How to apply for incentives

Experts offer their advice on soliciting economic development support

When applying for incentives, three key factors are critical to success: jobs, investment, and preparation. Companies should show the financial impact their particular project is going to have in a particular jurisdiction—and any financial gaps that exist between Dallas-Fort Worth and competing sites. 

That’s the advice from Kelley Rendziperis, a principal with Site Selection Group, a global advisory and incentives firm based in Dallas. Sometimes, she says, companies aren’t really aware of what to ask for—or even what the impact of doing business in Texas could be.

In Texas, there are a number of incentives opportunities available. Because it’s so complicated—and high impact—businesses often turn to consultants for help navigating the process.

Jubal Smith, executive vice president at JLL, says companies must be prepared to come to the bargaining table with details about the impact they’ll have. “What kind of jobs? What is the wage of those jobs and the breakdown on the types of jobs?” he says.

Secondly, businesses must be prepared to discuss the investment they’ll make—how much it will spend on real property and personal property.

Kim Moore, managing director with Newmark Grubb Knight Frank, says the community will want to know that the company they are dealing with is financially sound. “And they’ll want to make sure it is a win-win,” she says. 

Most cities will run an economic impact analysis to see if it makes sense to provide incentives. That analysis will look at the direct and indirect impact of the project, including construction, potential home and retail sales, and other factors.

Detail is important for providing an accurate analysis, says Moore, a former incentives expert with the city of Dallas.

“We’ll ask things like, ‘How many visitors are you going to have a day? How many overnight visitors are you going to have a year? How many nights does the average visitor stay in a hotel?’ ” she says. “We try to look at every single way that the business is going to impact a community.”

It’s also important to pay attention to the type of industry seeking incentives, says JLL’s Smith. Companies in specific industries should be prepared to show cities how they are importing new money into the community, not just recirculating money that already exists.

As they prepare, corporations should have a clear understanding of how different communities tax businesses. If a company is coming from out of state and is used to a traditional income tax state, for example, they will be surprised—and likely confused—by Texas’ margins tax. Communities have different guidelines, and some have thresholds for job creation or investment that must be met before they will consider incentives. As they begin the incentives process, companies need to learn what the community provides or doesn’t provide.

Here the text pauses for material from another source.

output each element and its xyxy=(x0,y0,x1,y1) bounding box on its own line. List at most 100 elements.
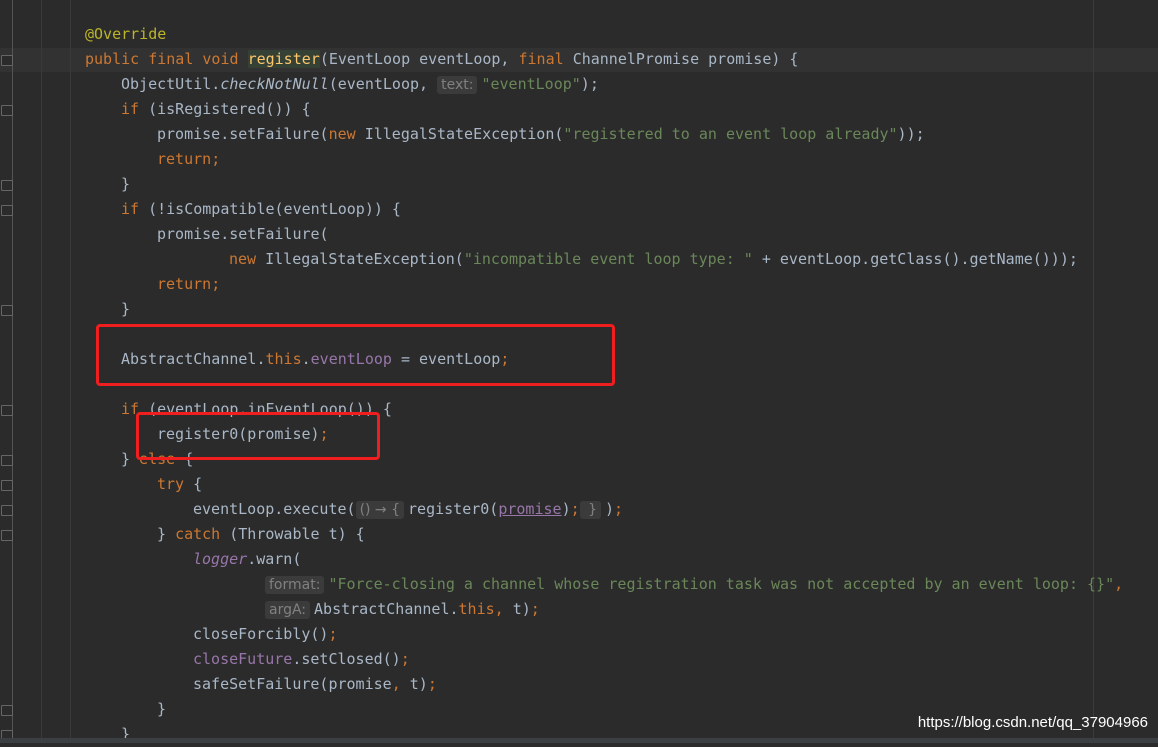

Incentives are less likely to be given if a location is already selected. Most companies will, at least initially, consider multiple locations. Where businesses sometimes falter, however, is when they determine where they likely will put a facility based on triggers such as labor cost and availability before they ever inform the community that they’re interested in obtaining incentives for their investment.

Consultants like Site Selection Group try to let communities know early in the process when they’re being considered for a new project, even if they’re unable to identify the company until later in the process. That allows incentives discussions to begin.


“When the press is out there saying the company is already going to make that move, it makes it politically difficult (for the community) to incentivize them to bridge any gaps,” Rendziperis says.